ブドウがなりたいワインを造る

約8,000リットルを醸造するタンクの前に立つ柴田さん
「ブドウの声に耳を澄ませ、ブドウがなりたいワインにする」-。これが、ココ・ファーム・ワイナリーのワイン造りの方針です。発酵には、培養酵母でなくブドウに付着している天然の酵母(野生酵母)を使います。「野生酵母はテロワール(土地特有の性格)が具現化しやすい」と語るのは、醸造部長の柴田豊一郎さん。東京農業大学の農学部醸造学科を卒業後、ココ・ファームで修業を積んだ生え抜きの醸造家です。
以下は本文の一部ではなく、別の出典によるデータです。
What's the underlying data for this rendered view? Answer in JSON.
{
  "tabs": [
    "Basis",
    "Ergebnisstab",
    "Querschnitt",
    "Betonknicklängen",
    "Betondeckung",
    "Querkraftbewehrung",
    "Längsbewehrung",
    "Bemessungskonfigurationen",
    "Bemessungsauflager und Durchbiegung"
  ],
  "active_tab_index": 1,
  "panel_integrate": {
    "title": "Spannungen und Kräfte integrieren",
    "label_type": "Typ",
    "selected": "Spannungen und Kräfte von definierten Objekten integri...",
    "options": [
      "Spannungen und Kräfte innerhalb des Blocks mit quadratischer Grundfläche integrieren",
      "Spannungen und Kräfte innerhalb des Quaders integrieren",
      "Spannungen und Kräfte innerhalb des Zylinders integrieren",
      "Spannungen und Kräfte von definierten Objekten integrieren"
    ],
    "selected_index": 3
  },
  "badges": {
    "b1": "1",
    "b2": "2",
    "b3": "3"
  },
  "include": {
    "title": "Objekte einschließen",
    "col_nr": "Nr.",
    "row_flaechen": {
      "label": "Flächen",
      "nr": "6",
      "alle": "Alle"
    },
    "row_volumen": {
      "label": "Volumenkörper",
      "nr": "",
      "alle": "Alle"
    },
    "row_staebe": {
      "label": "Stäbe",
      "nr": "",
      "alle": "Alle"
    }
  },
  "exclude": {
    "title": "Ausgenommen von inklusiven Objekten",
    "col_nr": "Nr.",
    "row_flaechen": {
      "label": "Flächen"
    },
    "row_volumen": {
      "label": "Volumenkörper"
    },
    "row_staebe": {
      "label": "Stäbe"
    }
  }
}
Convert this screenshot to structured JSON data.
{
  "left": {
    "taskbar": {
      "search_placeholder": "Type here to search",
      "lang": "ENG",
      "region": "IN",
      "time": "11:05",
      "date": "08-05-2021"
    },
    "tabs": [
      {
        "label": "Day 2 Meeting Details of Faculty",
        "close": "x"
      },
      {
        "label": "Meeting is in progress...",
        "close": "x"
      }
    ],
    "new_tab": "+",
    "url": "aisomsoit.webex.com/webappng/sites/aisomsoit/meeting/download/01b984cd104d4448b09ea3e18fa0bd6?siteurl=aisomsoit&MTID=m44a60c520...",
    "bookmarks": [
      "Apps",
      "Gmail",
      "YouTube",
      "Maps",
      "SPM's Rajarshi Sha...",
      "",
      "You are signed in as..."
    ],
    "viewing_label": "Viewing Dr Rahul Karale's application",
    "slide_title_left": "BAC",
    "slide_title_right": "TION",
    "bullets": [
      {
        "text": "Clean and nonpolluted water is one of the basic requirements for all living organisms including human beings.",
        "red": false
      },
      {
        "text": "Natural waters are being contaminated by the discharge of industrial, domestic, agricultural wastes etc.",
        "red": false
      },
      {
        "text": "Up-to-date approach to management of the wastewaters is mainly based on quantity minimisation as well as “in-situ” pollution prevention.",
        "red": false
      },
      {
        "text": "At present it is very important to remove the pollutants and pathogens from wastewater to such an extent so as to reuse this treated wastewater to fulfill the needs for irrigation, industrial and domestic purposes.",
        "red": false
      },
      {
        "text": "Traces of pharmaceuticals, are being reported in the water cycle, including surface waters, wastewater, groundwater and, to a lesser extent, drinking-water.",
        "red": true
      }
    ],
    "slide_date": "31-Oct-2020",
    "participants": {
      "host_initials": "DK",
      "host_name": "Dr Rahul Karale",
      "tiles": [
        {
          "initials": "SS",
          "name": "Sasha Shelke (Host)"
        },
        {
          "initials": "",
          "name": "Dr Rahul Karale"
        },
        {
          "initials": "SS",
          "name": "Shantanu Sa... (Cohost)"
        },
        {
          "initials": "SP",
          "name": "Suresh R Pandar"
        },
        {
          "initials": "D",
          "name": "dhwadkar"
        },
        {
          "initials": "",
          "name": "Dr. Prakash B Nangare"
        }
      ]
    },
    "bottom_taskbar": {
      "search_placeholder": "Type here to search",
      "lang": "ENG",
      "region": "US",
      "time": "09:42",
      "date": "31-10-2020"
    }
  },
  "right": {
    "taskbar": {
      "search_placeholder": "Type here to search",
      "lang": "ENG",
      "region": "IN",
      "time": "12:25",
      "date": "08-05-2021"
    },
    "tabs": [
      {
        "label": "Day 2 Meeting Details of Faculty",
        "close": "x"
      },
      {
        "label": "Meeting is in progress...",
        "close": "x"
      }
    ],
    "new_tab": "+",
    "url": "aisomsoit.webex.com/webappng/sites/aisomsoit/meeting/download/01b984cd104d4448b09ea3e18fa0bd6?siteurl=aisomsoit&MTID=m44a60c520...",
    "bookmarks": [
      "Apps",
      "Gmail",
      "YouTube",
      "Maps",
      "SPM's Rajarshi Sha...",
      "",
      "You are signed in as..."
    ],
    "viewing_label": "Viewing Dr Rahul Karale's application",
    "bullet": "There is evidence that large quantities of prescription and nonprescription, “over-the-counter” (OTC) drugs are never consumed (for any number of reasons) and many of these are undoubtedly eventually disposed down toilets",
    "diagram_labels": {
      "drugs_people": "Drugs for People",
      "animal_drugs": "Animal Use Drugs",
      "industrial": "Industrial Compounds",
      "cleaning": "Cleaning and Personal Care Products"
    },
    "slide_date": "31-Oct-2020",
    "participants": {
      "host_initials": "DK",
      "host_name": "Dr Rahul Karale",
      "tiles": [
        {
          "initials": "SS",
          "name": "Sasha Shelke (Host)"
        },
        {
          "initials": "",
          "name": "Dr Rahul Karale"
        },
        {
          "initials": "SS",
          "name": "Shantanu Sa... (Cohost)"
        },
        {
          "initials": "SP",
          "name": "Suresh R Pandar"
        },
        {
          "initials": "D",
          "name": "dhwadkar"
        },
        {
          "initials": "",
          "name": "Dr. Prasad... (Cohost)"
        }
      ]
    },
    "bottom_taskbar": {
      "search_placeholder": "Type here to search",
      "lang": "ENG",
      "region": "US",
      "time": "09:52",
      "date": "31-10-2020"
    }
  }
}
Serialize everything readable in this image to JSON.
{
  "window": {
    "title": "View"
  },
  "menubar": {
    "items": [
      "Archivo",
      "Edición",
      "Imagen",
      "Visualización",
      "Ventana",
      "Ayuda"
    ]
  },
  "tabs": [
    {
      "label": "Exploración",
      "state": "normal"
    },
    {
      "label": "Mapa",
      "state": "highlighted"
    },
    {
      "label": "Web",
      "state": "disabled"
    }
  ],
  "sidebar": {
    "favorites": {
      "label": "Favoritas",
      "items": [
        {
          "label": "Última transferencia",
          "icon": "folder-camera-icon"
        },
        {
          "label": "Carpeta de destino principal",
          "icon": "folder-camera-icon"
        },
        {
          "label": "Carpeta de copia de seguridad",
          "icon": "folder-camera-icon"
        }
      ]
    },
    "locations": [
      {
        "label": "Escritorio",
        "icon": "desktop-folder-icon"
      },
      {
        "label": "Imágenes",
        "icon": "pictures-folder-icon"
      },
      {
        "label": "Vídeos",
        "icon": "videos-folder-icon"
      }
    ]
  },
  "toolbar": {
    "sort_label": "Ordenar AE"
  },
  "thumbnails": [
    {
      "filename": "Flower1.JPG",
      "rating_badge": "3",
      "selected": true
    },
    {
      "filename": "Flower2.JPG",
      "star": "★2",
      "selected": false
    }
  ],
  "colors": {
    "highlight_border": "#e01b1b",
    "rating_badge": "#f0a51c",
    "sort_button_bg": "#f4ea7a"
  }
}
ココ・ファームのワイン造りは、園生が運び、腐敗果や未熟果を除いて選定したブドウをスタッフが品種や生産農家ごとに分け、ステンレスタンクもしくは木樽で天然酵母を使って発酵させます。白ワインは2週間から2カ月、赤ワインは10~14日間程度要し、その後熟成させます。ステンレスタンクで造るワインはすっきりとした味わいに、木樽から生まれたワインは香り高く色の濃いものになるといいます。
ユニークなのは、デザートワインの製法。シイタケ用の乾燥機で乾かしたブドウを、長靴を履いたスタッフと園生が踏み潰し、木樽で発酵させた後、5年ほど熟成させます。
柴田さんは、「同じ銘柄でもビンテージ(製造年)ごとにかなり違うものができるが、それがココ・ファームの良さでもある」と話します。
国内外からの高い評価について、「自分もですが、何より園生の励みになっているのでは」と、柴田さんは笑みを浮かべます。ただ、飲み手に望むのは「難しいことは考えずに、楽しんで飲む」ということ。ブドウ作りから醸造、そして理想とする消費シーンまで、一貫した“自然体”が美味しいワインに結びついていました。